Primo Piano

Carbonia a due velocità: Sandro Mereu (Sinistra Futura) la Giunta blinda il centro e abbandona le Frazioni

Condividi

“Una frattura ormai evidente, sia sociale che territoriale, sta dividendo Carbonia in due realtà”. Così esordisce Sandro Mereu, capogruppo del gruppo consiliare Sinistra Futura, puntando il dito contro le scelte dell’attuale Amministrazione, accusata di concentrare risorse e attenzioni solo nella parte centrale della città, relegando le frazioni e le periferie in un ruolo di puro serbatoio elettorale, dimenticate dagli investimenti.

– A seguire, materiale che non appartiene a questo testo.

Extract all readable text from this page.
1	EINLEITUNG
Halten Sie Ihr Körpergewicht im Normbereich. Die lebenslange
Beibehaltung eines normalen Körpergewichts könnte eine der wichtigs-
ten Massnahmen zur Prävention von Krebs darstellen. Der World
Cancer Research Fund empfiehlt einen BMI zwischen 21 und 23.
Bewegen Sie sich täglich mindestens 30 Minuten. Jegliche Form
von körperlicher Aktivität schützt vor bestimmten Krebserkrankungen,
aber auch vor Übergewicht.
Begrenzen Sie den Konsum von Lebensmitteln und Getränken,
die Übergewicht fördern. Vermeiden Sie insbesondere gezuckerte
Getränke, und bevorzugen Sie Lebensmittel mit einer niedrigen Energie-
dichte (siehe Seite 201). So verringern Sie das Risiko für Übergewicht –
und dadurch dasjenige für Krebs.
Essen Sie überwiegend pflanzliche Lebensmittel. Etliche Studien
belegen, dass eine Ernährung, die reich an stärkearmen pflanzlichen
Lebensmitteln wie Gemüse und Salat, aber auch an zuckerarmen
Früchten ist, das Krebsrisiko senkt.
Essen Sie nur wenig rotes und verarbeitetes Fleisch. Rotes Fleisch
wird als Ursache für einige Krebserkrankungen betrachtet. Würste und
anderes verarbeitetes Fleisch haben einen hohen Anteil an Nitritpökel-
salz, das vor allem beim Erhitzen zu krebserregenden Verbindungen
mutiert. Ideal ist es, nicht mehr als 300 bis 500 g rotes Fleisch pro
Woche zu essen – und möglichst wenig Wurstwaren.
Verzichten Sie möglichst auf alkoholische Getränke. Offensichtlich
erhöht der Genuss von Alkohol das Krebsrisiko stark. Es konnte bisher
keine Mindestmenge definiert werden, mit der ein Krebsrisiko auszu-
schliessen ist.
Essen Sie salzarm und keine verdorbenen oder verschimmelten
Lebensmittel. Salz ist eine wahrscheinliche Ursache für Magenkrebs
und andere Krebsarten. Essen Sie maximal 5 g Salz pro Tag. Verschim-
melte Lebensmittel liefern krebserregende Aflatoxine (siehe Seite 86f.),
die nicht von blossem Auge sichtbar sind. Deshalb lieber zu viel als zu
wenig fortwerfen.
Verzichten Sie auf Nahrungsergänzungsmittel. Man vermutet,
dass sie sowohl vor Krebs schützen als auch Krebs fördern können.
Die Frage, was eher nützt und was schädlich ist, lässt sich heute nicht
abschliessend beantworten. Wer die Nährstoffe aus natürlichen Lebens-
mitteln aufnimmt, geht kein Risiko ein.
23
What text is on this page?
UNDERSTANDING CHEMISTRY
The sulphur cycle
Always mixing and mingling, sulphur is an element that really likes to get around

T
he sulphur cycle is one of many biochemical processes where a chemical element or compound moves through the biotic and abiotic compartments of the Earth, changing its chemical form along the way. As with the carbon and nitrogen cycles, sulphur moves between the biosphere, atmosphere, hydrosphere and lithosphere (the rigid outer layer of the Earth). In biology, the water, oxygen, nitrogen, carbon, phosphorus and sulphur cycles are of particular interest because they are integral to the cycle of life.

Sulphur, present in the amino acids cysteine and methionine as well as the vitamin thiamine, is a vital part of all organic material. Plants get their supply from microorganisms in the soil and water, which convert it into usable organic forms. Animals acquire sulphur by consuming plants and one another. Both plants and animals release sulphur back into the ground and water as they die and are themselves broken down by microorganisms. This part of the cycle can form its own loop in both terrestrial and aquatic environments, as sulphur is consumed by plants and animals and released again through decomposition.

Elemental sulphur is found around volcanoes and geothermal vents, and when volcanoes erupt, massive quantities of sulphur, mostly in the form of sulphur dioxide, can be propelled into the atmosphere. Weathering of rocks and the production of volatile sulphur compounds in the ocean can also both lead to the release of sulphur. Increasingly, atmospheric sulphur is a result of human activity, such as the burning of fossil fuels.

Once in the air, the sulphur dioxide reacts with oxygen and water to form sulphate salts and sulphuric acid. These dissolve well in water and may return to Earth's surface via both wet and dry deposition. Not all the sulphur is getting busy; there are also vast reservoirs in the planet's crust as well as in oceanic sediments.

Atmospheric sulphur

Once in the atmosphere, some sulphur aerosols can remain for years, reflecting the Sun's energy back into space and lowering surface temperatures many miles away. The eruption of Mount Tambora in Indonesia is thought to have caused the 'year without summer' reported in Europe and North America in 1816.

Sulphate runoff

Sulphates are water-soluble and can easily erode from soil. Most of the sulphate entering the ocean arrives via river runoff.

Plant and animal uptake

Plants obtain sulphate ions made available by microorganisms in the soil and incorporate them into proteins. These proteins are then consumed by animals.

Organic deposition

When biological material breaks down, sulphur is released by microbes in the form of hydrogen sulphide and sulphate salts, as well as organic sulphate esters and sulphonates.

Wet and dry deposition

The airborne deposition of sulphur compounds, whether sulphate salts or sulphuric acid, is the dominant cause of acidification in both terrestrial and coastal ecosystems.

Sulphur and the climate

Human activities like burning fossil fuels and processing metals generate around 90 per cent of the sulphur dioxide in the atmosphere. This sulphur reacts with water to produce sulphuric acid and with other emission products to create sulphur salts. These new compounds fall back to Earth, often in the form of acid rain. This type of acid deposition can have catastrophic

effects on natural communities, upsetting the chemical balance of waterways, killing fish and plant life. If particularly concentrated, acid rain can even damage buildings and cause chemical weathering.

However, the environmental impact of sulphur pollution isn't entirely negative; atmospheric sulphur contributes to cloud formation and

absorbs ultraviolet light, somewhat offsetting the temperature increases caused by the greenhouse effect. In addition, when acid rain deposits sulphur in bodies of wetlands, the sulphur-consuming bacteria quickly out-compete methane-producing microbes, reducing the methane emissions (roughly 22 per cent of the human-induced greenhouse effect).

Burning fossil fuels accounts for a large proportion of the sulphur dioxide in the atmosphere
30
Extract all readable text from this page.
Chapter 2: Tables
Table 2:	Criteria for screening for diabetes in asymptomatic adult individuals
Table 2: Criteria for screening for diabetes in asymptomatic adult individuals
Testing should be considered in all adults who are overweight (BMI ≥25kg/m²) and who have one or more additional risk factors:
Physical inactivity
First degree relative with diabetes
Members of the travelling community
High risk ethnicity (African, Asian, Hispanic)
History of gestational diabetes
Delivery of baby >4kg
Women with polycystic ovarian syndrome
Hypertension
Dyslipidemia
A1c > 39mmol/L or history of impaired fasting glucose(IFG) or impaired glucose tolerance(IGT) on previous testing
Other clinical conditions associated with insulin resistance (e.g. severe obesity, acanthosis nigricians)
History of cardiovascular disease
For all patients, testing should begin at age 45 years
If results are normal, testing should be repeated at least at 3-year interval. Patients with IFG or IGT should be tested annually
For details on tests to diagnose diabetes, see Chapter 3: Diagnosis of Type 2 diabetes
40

Al centro della denuncia vi è la gestione dei fondi pubblici, in particolare delle risorse provenienti dal Piano Nazionale di Ripresa e Resilienza (PNRR). «Mai come oggi Carbonia ha avuto a disposizione così tante risorse — sottolinea Mereu — frutto della partecipazione a bandi e progetti grazie al lavoro degli uffici competenti». Ma il problema non è l’arrivo dei fondi, bensì la loro distribuzione: “La Giunta li ha dirottati quasi interamente su interventi nel centro cittadino, mentre alle Frazioni, che necessitano di una vera e propria rigenerazione, sono state riservate solo le briciole”.

Il copione si ripete con i fondi destinati alla transizione energetica e quelli provenienti dalla Regione Sardegna. Tutto, secondo Mereu, risponde a una logica di “favoritismo verso il cuore urbano”, a scapito di intere aree periferiche lasciate al degrado.

Ma l’aspetto più grave riguarda i fondi regionali, “ottenuti anche grazie all’interessamento del nostro gruppo consiliare”, destinati specificamente al benessere delle frazioni: risorse che, secondo Mereu, “giacciono ancora bloccate nelle casse comunali”. Una situazione che solleva interrogativi: “Perché il Comune non li utilizza? C’è forse la volontà di bloccare questi investimenti? Esigiamo risposte”.

Il capogruppo annuncia che presenterà un’interpellanza in Consiglio Comunale per chiedere spiegazioni pubbliche e trasparenti. “Non assisteremo passivamente al declino delle periferie. Il nostro mandato è garantire uguaglianza per tutti i cittadini di Carbonia”. La pazienza, avverte, “ha un limite”.

Conclude con un appello all’Amministrazione: “È ora di smetterla con il gioco delle parti. Si agisca con responsabilità istituzionale, e si dia finalmente dignità a tutte le aree di Carbonia, non solo al centro”.